3.3. Effect of Malaxation Conditions on the EVOO Composition and Oxidative Stability

3.3.1. Phenolic Compounds

Malaxation conditions had variable effects on the different phenolic compounds (Table 1). Although the sum of phenolic compounds was not altered by malaxation, phenolic alcohols and flavonoids were negatively affected by the higher temperature (p < 0.05) and showed no significant effects due to malaxation time. The higher temperature also negatively affected the secoiridoids, as previously reported [7,12,25,26], but their content increased with malaxation time.
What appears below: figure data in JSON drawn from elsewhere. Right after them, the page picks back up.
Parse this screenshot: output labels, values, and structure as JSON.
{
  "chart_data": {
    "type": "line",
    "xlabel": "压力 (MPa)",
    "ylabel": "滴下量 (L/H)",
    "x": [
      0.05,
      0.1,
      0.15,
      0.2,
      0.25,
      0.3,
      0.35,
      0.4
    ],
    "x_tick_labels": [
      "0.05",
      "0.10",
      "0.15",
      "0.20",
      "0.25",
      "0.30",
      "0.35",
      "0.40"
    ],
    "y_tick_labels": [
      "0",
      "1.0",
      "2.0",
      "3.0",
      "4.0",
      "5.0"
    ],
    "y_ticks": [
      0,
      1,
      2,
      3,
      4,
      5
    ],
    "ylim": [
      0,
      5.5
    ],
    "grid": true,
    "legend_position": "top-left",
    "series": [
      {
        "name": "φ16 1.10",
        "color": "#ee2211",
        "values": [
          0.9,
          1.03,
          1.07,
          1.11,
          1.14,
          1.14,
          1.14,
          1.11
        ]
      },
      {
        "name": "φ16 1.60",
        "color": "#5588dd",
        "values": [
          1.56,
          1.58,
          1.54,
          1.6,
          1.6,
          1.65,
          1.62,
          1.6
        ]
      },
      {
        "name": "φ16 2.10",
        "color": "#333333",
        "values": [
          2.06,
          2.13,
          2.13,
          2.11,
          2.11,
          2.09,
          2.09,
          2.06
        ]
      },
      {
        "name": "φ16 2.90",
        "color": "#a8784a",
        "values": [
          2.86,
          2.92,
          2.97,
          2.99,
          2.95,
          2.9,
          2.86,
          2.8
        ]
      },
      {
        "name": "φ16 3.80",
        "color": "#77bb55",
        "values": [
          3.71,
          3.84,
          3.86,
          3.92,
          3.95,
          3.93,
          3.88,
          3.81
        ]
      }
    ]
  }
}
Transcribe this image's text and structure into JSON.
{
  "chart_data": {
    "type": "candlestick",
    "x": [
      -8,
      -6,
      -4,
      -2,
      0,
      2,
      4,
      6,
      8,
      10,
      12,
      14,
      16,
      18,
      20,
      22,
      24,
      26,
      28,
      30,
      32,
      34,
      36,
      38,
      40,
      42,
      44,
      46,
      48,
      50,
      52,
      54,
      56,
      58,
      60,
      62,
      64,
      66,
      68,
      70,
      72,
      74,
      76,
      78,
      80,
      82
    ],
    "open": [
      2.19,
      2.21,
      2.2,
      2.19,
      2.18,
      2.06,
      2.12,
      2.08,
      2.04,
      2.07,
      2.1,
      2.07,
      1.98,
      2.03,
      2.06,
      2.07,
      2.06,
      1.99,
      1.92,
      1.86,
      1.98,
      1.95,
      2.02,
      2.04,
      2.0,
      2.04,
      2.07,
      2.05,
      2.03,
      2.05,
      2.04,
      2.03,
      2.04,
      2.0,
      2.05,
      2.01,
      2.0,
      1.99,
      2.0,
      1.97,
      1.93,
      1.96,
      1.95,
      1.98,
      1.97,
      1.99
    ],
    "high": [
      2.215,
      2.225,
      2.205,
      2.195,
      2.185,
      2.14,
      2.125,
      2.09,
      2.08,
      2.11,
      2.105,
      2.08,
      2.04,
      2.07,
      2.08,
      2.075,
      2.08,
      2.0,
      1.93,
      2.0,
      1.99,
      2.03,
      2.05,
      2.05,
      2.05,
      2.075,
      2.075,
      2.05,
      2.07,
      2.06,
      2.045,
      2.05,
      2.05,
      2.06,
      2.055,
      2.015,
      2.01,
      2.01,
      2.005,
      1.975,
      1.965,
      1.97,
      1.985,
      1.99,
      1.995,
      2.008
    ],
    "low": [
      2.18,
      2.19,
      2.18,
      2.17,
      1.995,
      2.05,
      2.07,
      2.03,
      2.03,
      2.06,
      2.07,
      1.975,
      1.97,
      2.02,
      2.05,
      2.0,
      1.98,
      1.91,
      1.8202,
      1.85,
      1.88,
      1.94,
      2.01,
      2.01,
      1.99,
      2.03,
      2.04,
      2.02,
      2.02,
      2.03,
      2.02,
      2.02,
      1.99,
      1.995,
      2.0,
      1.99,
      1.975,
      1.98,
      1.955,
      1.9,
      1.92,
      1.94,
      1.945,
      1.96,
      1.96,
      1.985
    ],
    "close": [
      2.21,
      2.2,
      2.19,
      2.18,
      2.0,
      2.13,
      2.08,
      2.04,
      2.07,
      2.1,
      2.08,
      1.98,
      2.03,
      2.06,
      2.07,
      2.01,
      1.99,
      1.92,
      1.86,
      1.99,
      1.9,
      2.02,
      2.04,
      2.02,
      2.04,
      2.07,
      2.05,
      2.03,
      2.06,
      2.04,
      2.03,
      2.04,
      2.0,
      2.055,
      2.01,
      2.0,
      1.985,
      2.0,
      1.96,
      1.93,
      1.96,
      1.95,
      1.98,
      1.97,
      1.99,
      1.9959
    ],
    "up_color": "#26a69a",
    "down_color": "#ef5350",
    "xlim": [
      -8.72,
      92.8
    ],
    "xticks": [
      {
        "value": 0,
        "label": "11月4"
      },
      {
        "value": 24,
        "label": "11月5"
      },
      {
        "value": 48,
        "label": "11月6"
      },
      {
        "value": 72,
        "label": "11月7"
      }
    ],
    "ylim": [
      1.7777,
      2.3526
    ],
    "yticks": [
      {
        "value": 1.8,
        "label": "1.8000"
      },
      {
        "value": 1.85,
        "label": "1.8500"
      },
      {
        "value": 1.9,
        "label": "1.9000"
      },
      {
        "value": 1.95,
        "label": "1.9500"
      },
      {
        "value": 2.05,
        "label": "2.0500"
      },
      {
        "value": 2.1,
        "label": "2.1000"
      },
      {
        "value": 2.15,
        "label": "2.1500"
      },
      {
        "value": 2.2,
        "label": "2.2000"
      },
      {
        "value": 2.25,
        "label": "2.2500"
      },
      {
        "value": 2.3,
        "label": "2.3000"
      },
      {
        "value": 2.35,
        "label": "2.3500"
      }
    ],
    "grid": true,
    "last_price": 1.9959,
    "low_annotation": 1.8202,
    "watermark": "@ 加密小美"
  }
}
Among the secoiridoids, which are the major group of phenolic compounds in olive oil, oleuropein aglycone is predominant in ‘Corbella’ olives and EVOOs [7,11]. The effect of the duration of malaxation on secoiridoids differed with the temperature. At 18 °C the levels of oleuropein aglycone increased slightly with time, whereas at 23 °C they decreased slightly. Similar tendencies were observed for ligstroside aglycone but without significant differences. Both oleocanthal and oleacein increased with time and temperature, as found in the pilot study [7]. Finally, hydroxyelenolic acid, oleocanthalic acid, and hydroxyoleuropein aglycone, which are oxidized derivatives of secoiridoids [27,28], showed significant differences only in O1 malaxed at 18 °C for 30 min, when their concentration was highest. Although elenolic acid is not a phenolic compound, it forms part of the chemical structure of secoiridoids [29] and is generated by their degradation [30]. An increase in both temperature and time of malaxation had a negative effect on the EVOO elenolic acid content, as previously reported [7]. ‘Corbella’ olives are characterized by a high content of this compound [11].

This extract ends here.